Metabolism is defined as the chemical processes that enable a living organism to maintain life.
An indispensable metabolic process is energy production that must occur to provide "fuel" for cells to carry out necessary activities and maintain life.
Glucose is converted to ATP (adenosine triphosphate), in which cellular fuel is stored to enable and sustain cellular activities. A single glucose molecule can generate 32 ATP molecules via a three-stage process: (1) glycolysis, (2) citric acid cycle, and (3) oxidative phosphorylation.

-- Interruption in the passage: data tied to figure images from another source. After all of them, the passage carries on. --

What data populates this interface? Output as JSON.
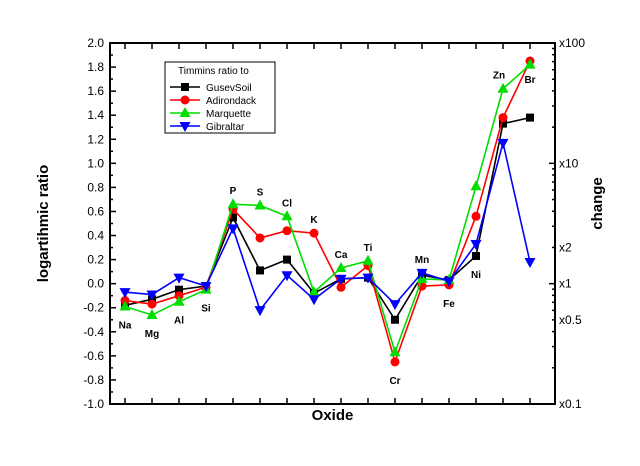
{
  "chart_data": {
    "type": "line",
    "xlabel": "Oxide",
    "ylabel": "logartihmic ratio",
    "y2label": "change",
    "ylim": [
      -1.0,
      2.0
    ],
    "yticks": [
      "-1.0",
      "-0.8",
      "-0.6",
      "-0.4",
      "-0.2",
      "0.0",
      "0.2",
      "0.4",
      "0.6",
      "0.8",
      "1.0",
      "1.2",
      "1.4",
      "1.6",
      "1.8",
      "2.0"
    ],
    "y2ticks": [
      {
        "label": "x100",
        "value": 2.0
      },
      {
        "label": "x10",
        "value": 1.0
      },
      {
        "label": "x2",
        "value": 0.301
      },
      {
        "label": "x1",
        "value": 0.0
      },
      {
        "label": "x0.5",
        "value": -0.301
      },
      {
        "label": "x0.1",
        "value": -1.0
      }
    ],
    "categories": [
      "Na",
      "Mg",
      "Al",
      "Si",
      "P",
      "S",
      "Cl",
      "K",
      "Ca",
      "Ti",
      "Cr",
      "Mn",
      "Fe",
      "Ni",
      "Zn",
      "Br"
    ],
    "legend_title": "Timmins ratio to",
    "legend_position": "top-left",
    "grid": false,
    "series": [
      {
        "name": "GusevSoil",
        "color": "#000000",
        "marker": "square",
        "values": [
          -0.18,
          -0.13,
          -0.05,
          -0.02,
          0.55,
          0.11,
          0.2,
          -0.08,
          0.04,
          0.05,
          -0.3,
          0.07,
          0.03,
          0.23,
          1.33,
          1.38
        ]
      },
      {
        "name": "Adirondack",
        "color": "#ff0000",
        "marker": "circle",
        "values": [
          -0.14,
          -0.17,
          -0.1,
          -0.03,
          0.62,
          0.38,
          0.44,
          0.42,
          -0.03,
          0.15,
          -0.65,
          -0.02,
          -0.01,
          0.56,
          1.38,
          1.85
        ]
      },
      {
        "name": "Marquette",
        "color": "#00dd00",
        "marker": "triangle-up",
        "values": [
          -0.19,
          -0.26,
          -0.15,
          -0.05,
          0.66,
          0.65,
          0.56,
          -0.07,
          0.13,
          0.19,
          -0.57,
          0.04,
          0.03,
          0.81,
          1.62,
          1.82
        ]
      },
      {
        "name": "Gibraltar",
        "color": "#0000ff",
        "marker": "triangle-down",
        "values": [
          -0.07,
          -0.09,
          0.05,
          -0.02,
          0.46,
          -0.22,
          0.07,
          -0.13,
          0.04,
          0.05,
          -0.17,
          0.09,
          0.02,
          0.33,
          1.17,
          0.18
        ]
      }
    ]
  }
}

In normal healthy cells, glycolysis yields 2 molecules of ATP, citric acid cycle adds another 2 ATP molecules, and oxidative phosphorylation adds the remaining 28 molecules of ATP. Clearly, glycolysis alone is not an efficient means for ATP production. Normal cells rely on all three stages for efficient ATP production.
Cancer cells are constantly undergoing proliferation, hence they need constant ATP supplies. Despite this high demand of ATP, cancer cells are observed to rely on glycolysis, which, as we just discussed, is not at all efficient, yielding only 2 molecules of ATP per one molecule of glucose.
So, how do cancer cells ensure a constant and sufficient cellular fuel supply? There are two mechanisms. The first mechanism is for the cancer cells to accelerate the rate of glycolysis. This rate is estimated to be several folds faster compared to the rate of glycolysis by normal cells. The second mechanism utilized by cancer cells for adequate ATP supply is to increase the expression of glucose transporter (GLUT) proteins to increase glucose transport intracellularly.
GLUT1 and GLUT3 are reported to play essential roles in promoting glucose transport and ATP production by glioblastoma multiforme (GBM) cells. More details on GBM are provided in later topics of this course.